Pregnancy is not associated with increased risk for many mental health disorders
According to a recent study published in the July issue of the Archives of General Psychiatry, although pregnancy does increase the risk for depression it is not associated with increased risk for most mental health disorders. The authors explained, “Pregnancy per se is not associated with increased risk of the most prevalent mental disorders, although the risk of major depressive disorder may be increased during the postpartum period.” According to Bridget F. Grant, Ph.D., of the National Institute on Alcohol Abuse and Alcoholism, women who had been pregnant or postpartum showed no increased risk of alcohol or substance abuse either. Of concern, however, was the fact that statistics reflecting treatment for psychiatric disorders among pregnant women were markedly lower in the previous year (10.5%) compared to those that were not pregnant (16.5%). Commenting about this finding the researchers said, “Low rates of maternal mental healthcare underscore the need to improve recognition and delivery of treatment for mental disorders occurring during pregnancy and the postpartum period.” The following is an excerpt of an article from Medpage Today that discusses the study:
Pregnancy and the postpartum period have been considered times of heightened risk for mental disorders. However, knowledge about psychiatric problems during pregnancy has come primarily from clinical series with no nonpregnant control group, the authors noted.
To address the data limitations, investigators examined responses to the 2001-2002 National Epidemiologic Survey on Alcohol and Related Conditions. Of the 43,000 participants in the survey, 14,549 were women ages 18 to 50 with known pregnancy status for the previous year (including 1,524 pregnant and 994 postpartum).

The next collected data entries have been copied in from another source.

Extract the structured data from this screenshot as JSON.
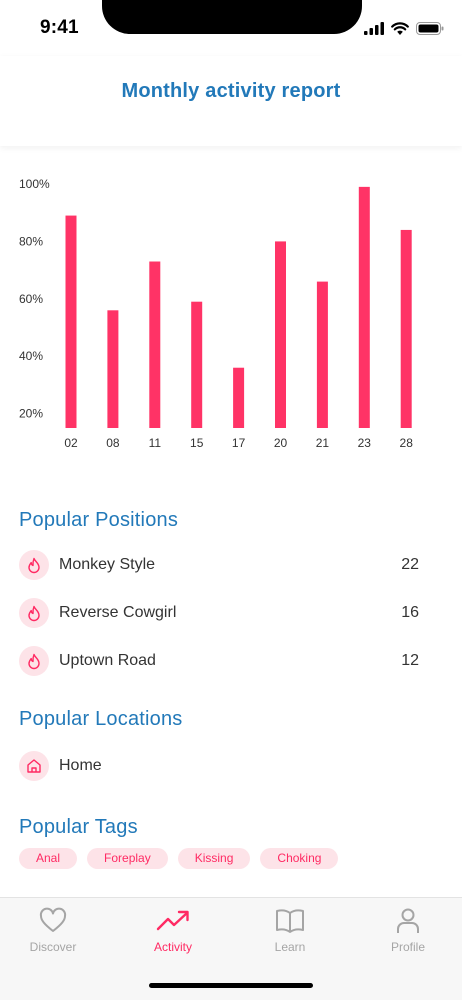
{
  "status": {
    "time": "9:41"
  },
  "header": {
    "title": "Monthly activity report"
  },
  "chart_data": {
    "type": "bar",
    "categories": [
      "02",
      "08",
      "11",
      "15",
      "17",
      "20",
      "21",
      "23",
      "28"
    ],
    "values": [
      89,
      56,
      73,
      59,
      36,
      80,
      66,
      99,
      84
    ],
    "y_ticks": [
      "100%",
      "80%",
      "60%",
      "40%",
      "20%"
    ],
    "ylim": [
      15,
      100
    ],
    "grid": false,
    "bar_color": "#ff3366",
    "title": "",
    "xlabel": "",
    "ylabel": ""
  },
  "positions": {
    "title": "Popular Positions",
    "items": [
      {
        "label": "Monkey Style",
        "count": "22",
        "icon": "flame-icon"
      },
      {
        "label": "Reverse Cowgirl",
        "count": "16",
        "icon": "flame-icon"
      },
      {
        "label": "Uptown Road",
        "count": "12",
        "icon": "flame-icon"
      }
    ]
  },
  "locations": {
    "title": "Popular Locations",
    "items": [
      {
        "label": "Home",
        "icon": "home-icon"
      }
    ]
  },
  "tags": {
    "title": "Popular Tags",
    "items": [
      "Anal",
      "Foreplay",
      "Kissing",
      "Choking"
    ]
  },
  "tabbar": {
    "tabs": [
      {
        "label": "Discover",
        "icon": "heart-icon"
      },
      {
        "label": "Activity",
        "icon": "trending-up-icon",
        "active": true
      },
      {
        "label": "Learn",
        "icon": "book-icon"
      },
      {
        "label": "Profile",
        "icon": "person-icon"
      }
    ]
  },
  "colors": {
    "accent": "#ff2a63",
    "title_blue": "#2279b9",
    "icon_bg": "#fde3e8"
  }
}
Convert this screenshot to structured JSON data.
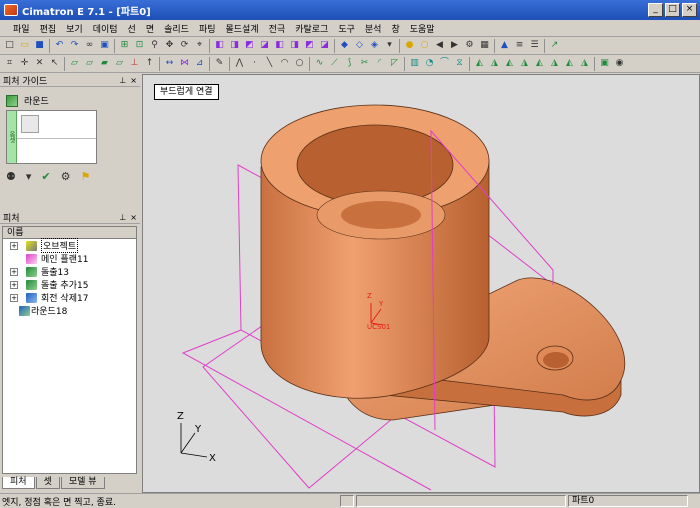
{
  "window": {
    "title": "Cimatron E 7.1 - [파트0]",
    "min": "_",
    "max": "□",
    "close": "×"
  },
  "menu": [
    "파일",
    "편집",
    "보기",
    "데이텀",
    "선",
    "면",
    "솔리드",
    "파팅",
    "몰드설계",
    "전극",
    "카탈로그",
    "도구",
    "분석",
    "창",
    "도움말"
  ],
  "feature_guide": {
    "title": "피처 가이드",
    "feature_name": "라운드",
    "step_strip": "옵셋"
  },
  "feature_tree": {
    "title": "피처",
    "column": "이름",
    "items": [
      {
        "label": "오브젝트",
        "expand": "+",
        "icon": "object-icon",
        "selected": true
      },
      {
        "label": "메인 플랜11",
        "expand": "",
        "icon": "plane-icon",
        "selected": false
      },
      {
        "label": "돌출13",
        "expand": "+",
        "icon": "extrude-icon",
        "selected": false
      },
      {
        "label": "돌출 추가15",
        "expand": "+",
        "icon": "extrude-add-icon",
        "selected": false
      },
      {
        "label": "회전 삭제17",
        "expand": "+",
        "icon": "revolve-cut-icon",
        "selected": false
      },
      {
        "label": "라운드18",
        "expand": "",
        "icon": "round-icon",
        "selected": false
      }
    ],
    "tabs": [
      "피처",
      "셋",
      "모델 뷰"
    ]
  },
  "viewport": {
    "tip": "부드럽게 연결",
    "ucs_label": "UCS01",
    "axes": {
      "x": "X",
      "y": "Y",
      "z": "Z"
    },
    "colors": {
      "part": "#e08a58",
      "plane": "#e040c8",
      "background": "#dcdcdc",
      "ucs": "#e0201e"
    }
  },
  "status": {
    "message": "엣지, 정점 혹은 면 찍고, 종료.",
    "part": "파트0"
  }
}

Women reporting past-year pregnancy had a 12-month prevalence of any psychiatric disorder of 25.3% versus 30.1% in nonpregnant women (OR 0.75, 95% CI 0.62 to 0.90). Past-year pregnancy also was associated with a significantly lower prevalence of any substance-use disorder, including alcohol and nicotine dependence (14.6% versus 19.9% for nonpregnant women, OR 0.56, 95% CI 0.44 to 0.71).
Younger age, not being married, exposure to traumatic or stressful life events in the past 12months, pregnancy complications, and overall poor health increase the risk of mental disorders in past-year pregnant women.
Psychiatric treatment rates among pregnant women with psychiatric disorders are low.
Pastoral Action Point: When individuals do not understand the heightened risk for depression during or after pregnancy they may blame themselves or feel that their faith is failing in the event that they experience postpartum depression. Pastors and other church professionals are in a unique position to reach out to forming families. As such, providing information about the physiological changes during pregnancy may be appropriate for your church or for a family ministry within your church.